He uses the SRC gene family as an example case. Summarizing his explanation, the SRC genes code the family of proteins (8 in total) that activate cellular division.
This gives 2 wrong impressions, firstly that activating cellular division is all the SRC gene family proteins do, which it isn't, and secondly that they are the only genes that activate cell division which they aren't. If these were true it would greatly strengthen his argument about redundancy, but they aren't true.
Cell proliferation is only one of the many biological functions the SRC genes are involved in, they also regulate aspects of the immune response, cellular differentiation, motility and adhesion as well as a number of other things.
Non-synonymous point mutations in these genes are often lethal because they code proteins that don't "turn-off" leading to cancerous cell division.
As Percy says, it is very hard to find anything that actually backs up this statement. Certainly we do know about mutations that produce constitutively active forms of SRC especially, since it has massive historical importance in our understanding of cancer and oncogenes, but to turn that into a blanket statement about many more mutations in all of the SRC family genes extends well beyond where the evidence takes us.

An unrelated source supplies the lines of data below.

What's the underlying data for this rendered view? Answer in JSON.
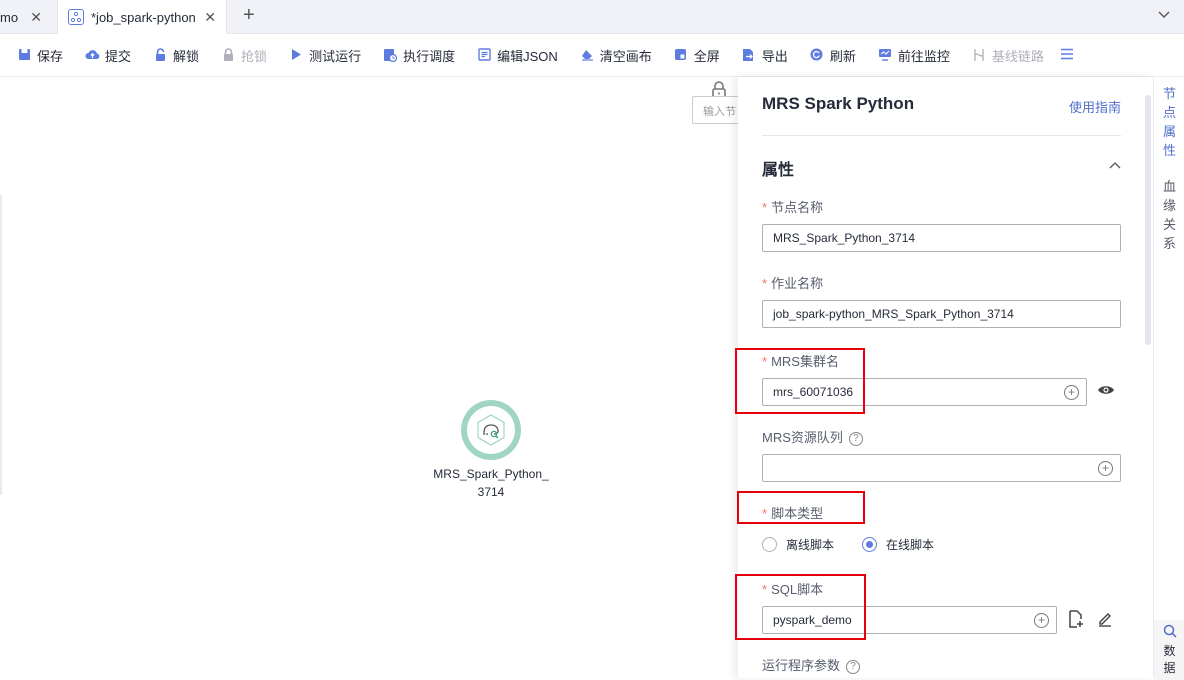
{
  "tabs": [
    {
      "label": "mo",
      "active": false
    },
    {
      "label": "*job_spark-python",
      "active": true
    }
  ],
  "toolbar": {
    "items": [
      {
        "label": "保存",
        "icon": "save-icon",
        "disabled": false
      },
      {
        "label": "提交",
        "icon": "upload-cloud-icon",
        "disabled": false
      },
      {
        "label": "解锁",
        "icon": "unlock-icon",
        "disabled": false
      },
      {
        "label": "抢锁",
        "icon": "lock-icon",
        "disabled": true
      },
      {
        "label": "测试运行",
        "icon": "play-icon",
        "disabled": false
      },
      {
        "label": "执行调度",
        "icon": "schedule-icon",
        "disabled": false
      },
      {
        "label": "编辑JSON",
        "icon": "json-edit-icon",
        "disabled": false
      },
      {
        "label": "清空画布",
        "icon": "eraser-icon",
        "disabled": false
      },
      {
        "label": "全屏",
        "icon": "fullscreen-icon",
        "disabled": false
      },
      {
        "label": "导出",
        "icon": "export-icon",
        "disabled": false
      },
      {
        "label": "刷新",
        "icon": "refresh-icon",
        "disabled": false
      },
      {
        "label": "前往监控",
        "icon": "monitor-icon",
        "disabled": false
      },
      {
        "label": "基线链路",
        "icon": "baseline-icon",
        "disabled": true
      }
    ]
  },
  "canvas": {
    "search_placeholder": "输入节",
    "node": {
      "label": "MRS_Spark_Python_3714",
      "label_line1": "MRS_Spark_Python_",
      "label_line2": "3714",
      "icon": "spark-node-icon"
    }
  },
  "panel": {
    "title": "MRS Spark Python",
    "guide_link": "使用指南",
    "section": "属性",
    "node_name": {
      "label": "节点名称",
      "value": "MRS_Spark_Python_3714"
    },
    "job_name": {
      "label": "作业名称",
      "value": "job_spark-python_MRS_Spark_Python_3714"
    },
    "cluster": {
      "label": "MRS集群名",
      "value": "mrs_60071036"
    },
    "queue": {
      "label": "MRS资源队列",
      "value": ""
    },
    "script_type": {
      "label": "脚本类型",
      "options": [
        "离线脚本",
        "在线脚本"
      ],
      "selected": "在线脚本"
    },
    "sql_script": {
      "label": "SQL脚本",
      "value": "pyspark_demo"
    },
    "run_params": {
      "label": "运行程序参数"
    }
  },
  "right_strip": {
    "tab1": [
      "节",
      "点",
      "属",
      "性"
    ],
    "tab2": [
      "血",
      "缘",
      "关",
      "系"
    ],
    "search_label": [
      "数",
      "据"
    ]
  },
  "colors": {
    "accent": "#5e7ce0",
    "highlight": "#e6000c",
    "node_ring": "#9fd5c2"
  }
}
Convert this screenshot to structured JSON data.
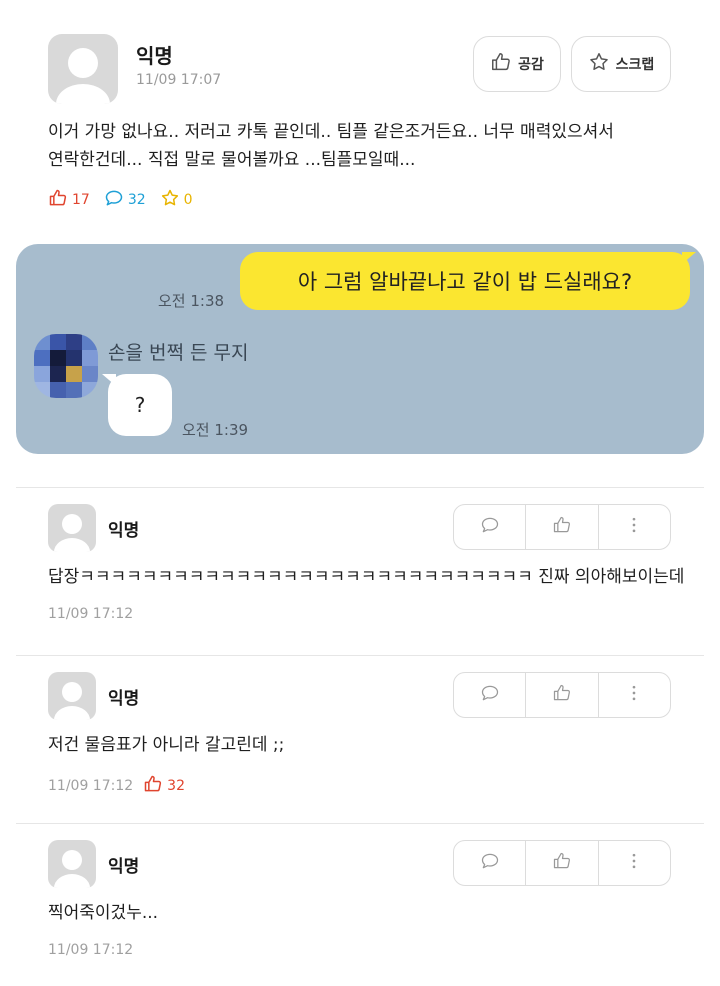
{
  "post": {
    "author": "익명",
    "time": "11/09 17:07",
    "like_button": "공감",
    "scrap_button": "스크랩",
    "body_line1": "이거 가망 없나요.. 저러고 카톡 끝인데.. 팀플 같은조거든요.. 너무 매력있으셔서",
    "body_line2": "연락한건데... 직접 말로 물어볼까요 ...팀플모일때...",
    "likes": "17",
    "comments": "32",
    "scraps": "0"
  },
  "chat": {
    "my_message": "아 그럼 알바끝나고 같이 밥 드실래요?",
    "my_time": "오전 1:38",
    "other_name": "손을 번쩍 든 무지",
    "other_message": "?",
    "other_time": "오전 1:39"
  },
  "comments": [
    {
      "author": "익명",
      "text": "답장ㅋㅋㅋㅋㅋㅋㅋㅋㅋㅋㅋㅋㅋㅋㅋㅋㅋㅋㅋㅋㅋㅋㅋㅋㅋㅋㅋㅋㅋ 진짜 의아해보이는데",
      "time": "11/09 17:12",
      "likes": ""
    },
    {
      "author": "익명",
      "text": "저건 물음표가 아니라 갈고린데 ;;",
      "time": "11/09 17:12",
      "likes": "32"
    },
    {
      "author": "익명",
      "text": "찍어죽이겄누...",
      "time": "11/09 17:12",
      "likes": ""
    }
  ],
  "colors": {
    "accent_like": "#e0452f",
    "accent_comment": "#1fa0d6",
    "accent_scrap": "#e8b400",
    "chat_bg": "#a7bccd",
    "my_bubble": "#fbe630"
  },
  "icons": [
    "thumbs-up-icon",
    "star-icon",
    "speech-bubble-icon",
    "more-vertical-icon"
  ]
}
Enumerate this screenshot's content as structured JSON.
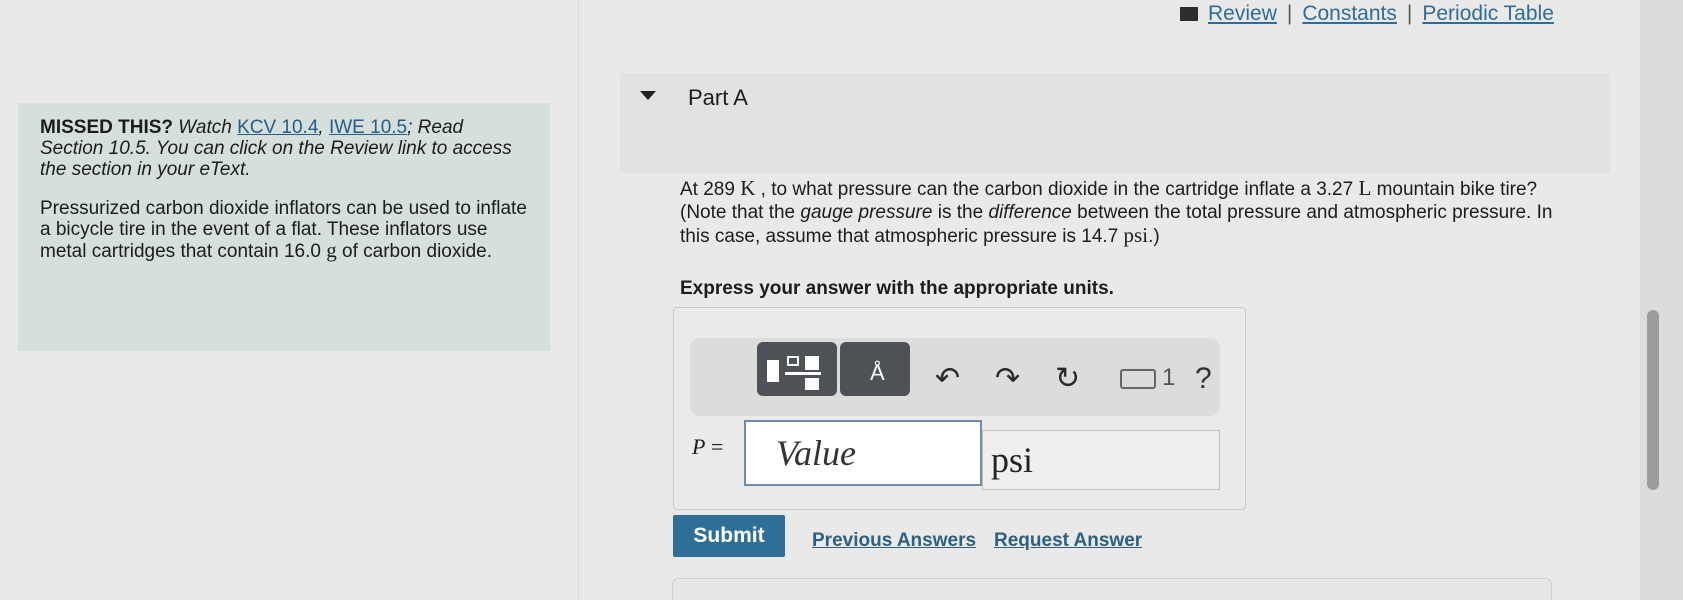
{
  "top_links": {
    "review": "Review",
    "constants": "Constants",
    "periodic_table": "Periodic Table",
    "separator": "|"
  },
  "intro": {
    "missed_label": "MISSED THIS?",
    "watch_text": " Watch ",
    "kcv_link": "KCV 10.4",
    "comma": ", ",
    "iwe_link": "IWE 10.5",
    "read_text": "; Read Section 10.5. You can click on the Review link to access the section in your eText.",
    "para2_a": "Pressurized carbon dioxide inflators can be used to inflate a bicycle tire in the event of a flat. These inflators use metal cartridges that contain 16.0 ",
    "para2_unit": "g",
    "para2_b": " of carbon dioxide."
  },
  "part": {
    "label": "Part A"
  },
  "question": {
    "t1": "At 289 ",
    "u1": "K",
    "t2": " , to what pressure can the carbon dioxide in the cartridge inflate a 3.27 ",
    "u2": "L",
    "t3": "  mountain bike tire? (Note that the ",
    "em1": "gauge pressure",
    "t4": " is the ",
    "em2": "difference",
    "t5": " between the total pressure and atmospheric pressure. In this case, assume that atmospheric pressure is 14.7 ",
    "u3": "psi",
    "t6": ".)",
    "express": "Express your answer with the appropriate units."
  },
  "answer": {
    "variable": "P",
    "equals": " =",
    "value_placeholder": "Value",
    "units_value": "psi"
  },
  "toolbar": {
    "keyboard_count": "1",
    "help": "?"
  },
  "actions": {
    "submit": "Submit",
    "previous_answers": "Previous Answers",
    "request_answer": "Request Answer"
  }
}
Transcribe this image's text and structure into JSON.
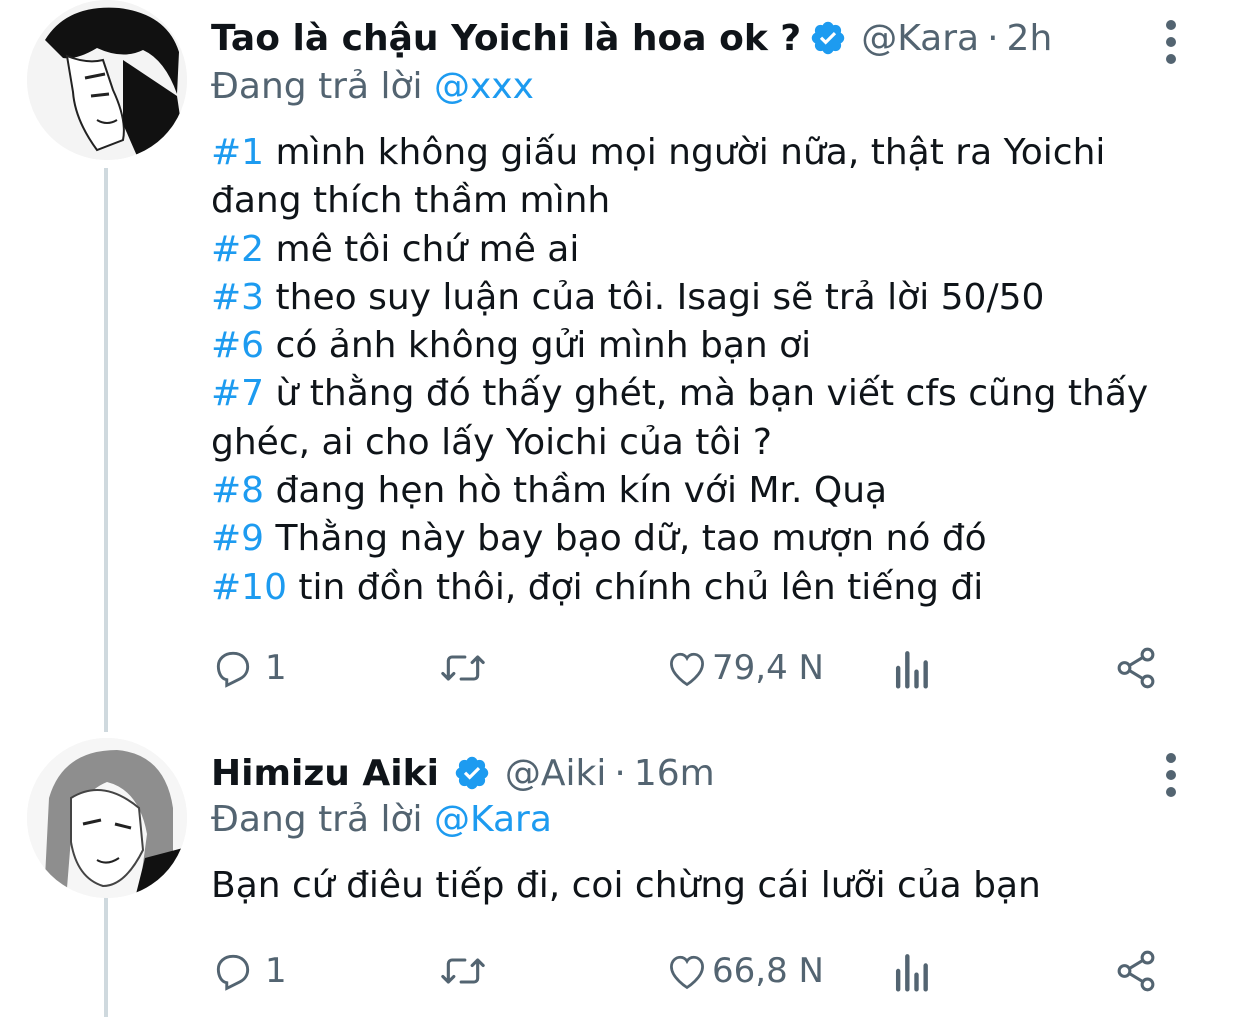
{
  "tweets": [
    {
      "display_name": "Tao là chậu Yoichi là hoa ok ?",
      "handle": "@Kara",
      "separator": "·",
      "time": "2h",
      "replying_prefix": "Đang trả lời",
      "replying_to": "@xxx",
      "lines": [
        {
          "tag": "#1",
          "text": " mình không giấu mọi người nữa, thật ra Yoichi"
        },
        {
          "tag": "",
          "text": "đang thích thầm mình"
        },
        {
          "tag": "#2",
          "text": " mê tôi chứ mê ai"
        },
        {
          "tag": "#3",
          "text": " theo suy luận của tôi. Isagi sẽ trả lời 50/50"
        },
        {
          "tag": "#6",
          "text": " có ảnh không gửi mình bạn ơi"
        },
        {
          "tag": "#7",
          "text": " ừ thằng đó thấy ghét, mà bạn viết cfs cũng thấy"
        },
        {
          "tag": "",
          "text": "ghéc, ai cho lấy Yoichi của tôi ?"
        },
        {
          "tag": "#8",
          "text": " đang hẹn hò thầm kín với Mr. Quạ"
        },
        {
          "tag": "#9",
          "text": " Thằng này bay bạo dữ, tao mượn nó đó"
        },
        {
          "tag": "#10",
          "text": " tin đồn thôi, đợi chính chủ lên tiếng đi"
        }
      ],
      "reply_count": "1",
      "like_count": "79,4 N"
    },
    {
      "display_name": "Himizu Aiki",
      "handle": "@Aiki",
      "separator": "·",
      "time": "16m",
      "replying_prefix": "Đang trả lời",
      "replying_to": "@Kara",
      "lines": [
        {
          "tag": "",
          "text": "Bạn cứ điêu tiếp đi, coi chừng cái lưỡi của bạn"
        }
      ],
      "reply_count": "1",
      "like_count": "66,8 N"
    }
  ],
  "icons": {
    "verified": "verified-badge-icon",
    "more": "more-vertical-icon",
    "reply": "reply-icon",
    "retweet": "retweet-icon",
    "like": "heart-icon",
    "views": "analytics-icon",
    "share": "share-icon"
  },
  "colors": {
    "accent": "#1d9bf0",
    "text": "#0f1419",
    "secondary": "#536471",
    "thread_line": "#cfd9de"
  }
}
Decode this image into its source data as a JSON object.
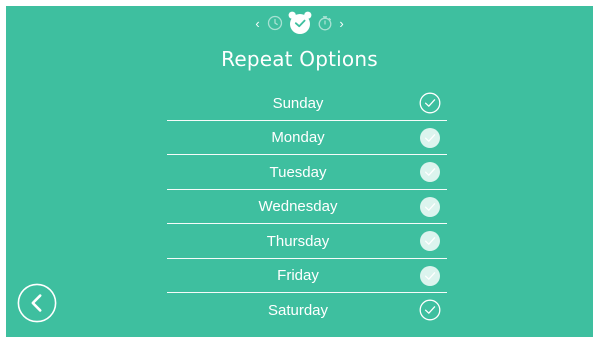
{
  "screen": {
    "background_color": "#3ebf9f",
    "foreground_color": "#ffffff"
  },
  "mode_switcher": {
    "prev_icon": "chevron-left-icon",
    "next_icon": "chevron-right-icon",
    "prev_glyph": "‹",
    "next_glyph": "›",
    "modes": [
      {
        "icon": "clock-icon",
        "active": false
      },
      {
        "icon": "alarm-clock-icon",
        "active": true
      },
      {
        "icon": "stopwatch-icon",
        "active": false
      }
    ]
  },
  "title": "Repeat Options",
  "days": [
    {
      "label": "Sunday",
      "checked": true,
      "check_style": "outline"
    },
    {
      "label": "Monday",
      "checked": true,
      "check_style": "filled"
    },
    {
      "label": "Tuesday",
      "checked": true,
      "check_style": "filled"
    },
    {
      "label": "Wednesday",
      "checked": true,
      "check_style": "filled"
    },
    {
      "label": "Thursday",
      "checked": true,
      "check_style": "filled"
    },
    {
      "label": "Friday",
      "checked": true,
      "check_style": "filled"
    },
    {
      "label": "Saturday",
      "checked": true,
      "check_style": "outline"
    }
  ],
  "back_button": {
    "icon": "chevron-left-icon"
  }
}
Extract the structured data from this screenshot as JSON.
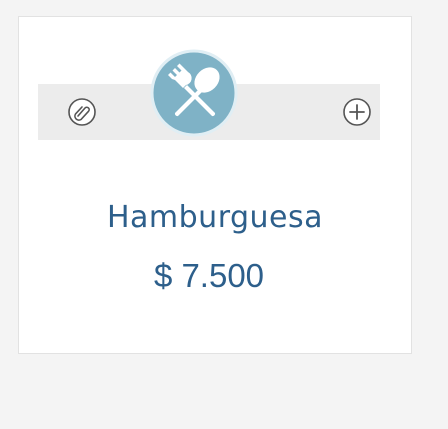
{
  "product": {
    "name": "Hamburguesa",
    "price": "$ 7.500"
  },
  "icons": {
    "edit": "paperclip-icon",
    "main": "fork-knife-icon",
    "add": "plus-icon"
  },
  "colors": {
    "accent": "#7fb2c6",
    "text": "#2d5f8b",
    "strip": "#ececec"
  }
}
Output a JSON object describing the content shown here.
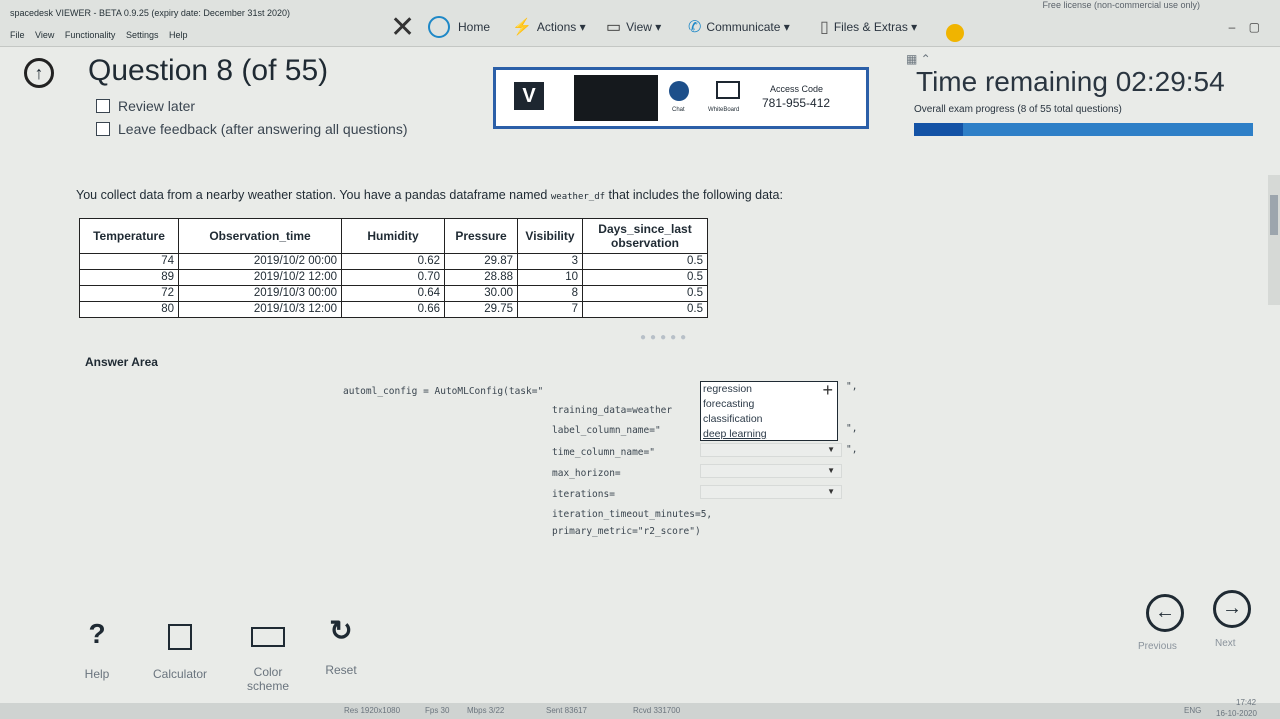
{
  "window": {
    "title": "spacedesk VIEWER - BETA 0.9.25 (expiry date: December 31st 2020)",
    "license": "Free license (non-commercial use only)",
    "menu": [
      "File",
      "View",
      "Functionality",
      "Settings",
      "Help"
    ]
  },
  "toolbar": {
    "home": "Home",
    "actions": "Actions ▾",
    "view": "View ▾",
    "communicate": "Communicate ▾",
    "files": "Files & Extras ▾"
  },
  "question": {
    "title": "Question 8 (of 55)",
    "review_later": "Review later",
    "leave_feedback": "Leave feedback (after answering all questions)",
    "text_before": "You collect data from a nearby weather station. You have a pandas dataframe named ",
    "text_code": "weather_df",
    "text_after": " that includes the following data:"
  },
  "remote": {
    "chat_label": "Chat",
    "whiteboard_label": "WhiteBoard",
    "access_label": "Access Code",
    "access_code": "781-955-412"
  },
  "timer": {
    "label": "Time remaining 02:29:54",
    "progress_text": "Overall exam progress (8 of 55 total questions)",
    "progress_fraction": 0.145
  },
  "table": {
    "headers": [
      "Temperature",
      "Observation_time",
      "Humidity",
      "Pressure",
      "Visibility",
      "Days_since_last observation"
    ],
    "rows": [
      [
        "74",
        "2019/10/2 00:00",
        "0.62",
        "29.87",
        "3",
        "0.5"
      ],
      [
        "89",
        "2019/10/2 12:00",
        "0.70",
        "28.88",
        "10",
        "0.5"
      ],
      [
        "72",
        "2019/10/3 00:00",
        "0.64",
        "30.00",
        "8",
        "0.5"
      ],
      [
        "80",
        "2019/10/3 12:00",
        "0.66",
        "29.75",
        "7",
        "0.5"
      ]
    ]
  },
  "answer": {
    "title": "Answer Area",
    "line1": "automl_config = AutoMLConfig(task=\"",
    "line2": "training_data=weather",
    "line3": "label_column_name=\"",
    "line4": "time_column_name=\"",
    "line5": "max_horizon=",
    "line6": "iterations=",
    "line7": "iteration_timeout_minutes=5,",
    "line8": "primary_metric=\"r2_score\")",
    "close_quote": "\",",
    "task_options": [
      "regression",
      "forecasting",
      "classification",
      "deep learning"
    ]
  },
  "bottom": {
    "help": "Help",
    "calculator": "Calculator",
    "color_scheme": "Color scheme",
    "reset": "Reset",
    "previous": "Previous",
    "next": "Next"
  },
  "status": {
    "res": "Res 1920x1080",
    "fps": "Fps 30",
    "mbps": "Mbps 3/22",
    "sent": "Sent 83617",
    "rcvd": "Rcvd 331700",
    "lang": "ENG",
    "time": "17:42",
    "date": "16-10-2020"
  }
}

A more usable approach than looking at orthologs in one genome would be to look at homologues in different genomes. NCBI have helpfully already calculated the similarities for a whole lot of pairwise comparisons here. If the chimpanzee SRC protein can differ by 40 amino acids why should we imagine that those substitutions are not tolerable in the human form of the protein? What does this say about the genes being 'highly selective against mutation'?
As an aside this data once again nicely demonstrates that protein similarity is distinct from genetic similarity since the chimpanzee has the lowest protein identity score compared to the human protein of any of the mammals studied, lower even than the chicken's score, but the chimpanzee's DNA identity score is still the highest.
How is it possible for evolution to generate redundancy within genetic systems?
The very same way that Borger dismisses, via gene duplication. As long as one looks at the reality of the biology rather than presupposing that the genes essentially can't tolerate any non-synonymous mutations, then the problem suddenly ceases to exist.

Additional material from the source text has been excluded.